To: cosmicforce who wrote (93127)1/10/2005 9:12:16 PM
From: epicure  Respond to of 108807
 
That's just as valid as my guess



To: cosmicforce who wrote (93127)1/10/2005 9:16:34 PM
From: epicure  Respond to of 108807
 
I find this- which makes me think the old bitch does have something to do with civilization:

"What first strikes the hearer here is the total unsingingness of these lines as the Gautier smoothness is mechanically undercut by flat prosaicisms. Leavis, who found Mauberley to be Pound’s masterpiece, speaks of the verse as “extraordinarily subtle”; Kenner, otherwise differently affected toward Pound, also praises the poem as a “technical marvel.” I see rather an absence of rhythmic enactment and the growing presence of a bullying rhetoric.

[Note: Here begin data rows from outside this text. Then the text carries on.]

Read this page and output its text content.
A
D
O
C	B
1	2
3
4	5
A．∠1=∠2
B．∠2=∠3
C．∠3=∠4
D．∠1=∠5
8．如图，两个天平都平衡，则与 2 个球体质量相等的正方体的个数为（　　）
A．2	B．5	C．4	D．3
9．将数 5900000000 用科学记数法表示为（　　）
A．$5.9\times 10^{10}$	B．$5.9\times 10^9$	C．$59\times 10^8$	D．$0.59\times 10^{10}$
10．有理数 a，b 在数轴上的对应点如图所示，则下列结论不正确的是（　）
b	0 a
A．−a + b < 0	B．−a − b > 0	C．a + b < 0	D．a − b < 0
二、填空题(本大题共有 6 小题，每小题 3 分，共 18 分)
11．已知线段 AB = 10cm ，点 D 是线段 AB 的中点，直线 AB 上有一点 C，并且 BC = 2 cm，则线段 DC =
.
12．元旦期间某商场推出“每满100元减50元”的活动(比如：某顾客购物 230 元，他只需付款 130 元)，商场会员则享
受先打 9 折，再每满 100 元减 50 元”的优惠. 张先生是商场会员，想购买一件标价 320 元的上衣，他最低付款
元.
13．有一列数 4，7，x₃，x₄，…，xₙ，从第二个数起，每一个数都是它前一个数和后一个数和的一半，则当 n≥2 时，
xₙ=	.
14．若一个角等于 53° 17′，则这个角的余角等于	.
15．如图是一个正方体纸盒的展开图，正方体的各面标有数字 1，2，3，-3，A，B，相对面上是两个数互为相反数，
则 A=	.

Already in poem III “we choose a knave or an eunuch/ To rule over us,” modern democracy being inferior to ancient tyranny; by IV and V soldiers are dying “For an old bitch gone in the teeth,/ For a botched civilization,// Charm, smiling at the good mouth/ Quick eyes gone under earth’s lid.” The easy generalizations of the first two lines are only partially redeemed by the rhythmic life of the last two.
"

newcriterion.com

That's not to say the critic who wrote this is right, but it's one way to look at it. You probably have never read the complete work- and I didn't remember it (but I have read it), but you know how the subconscious is- it probably helped me out when I tried to interpret it.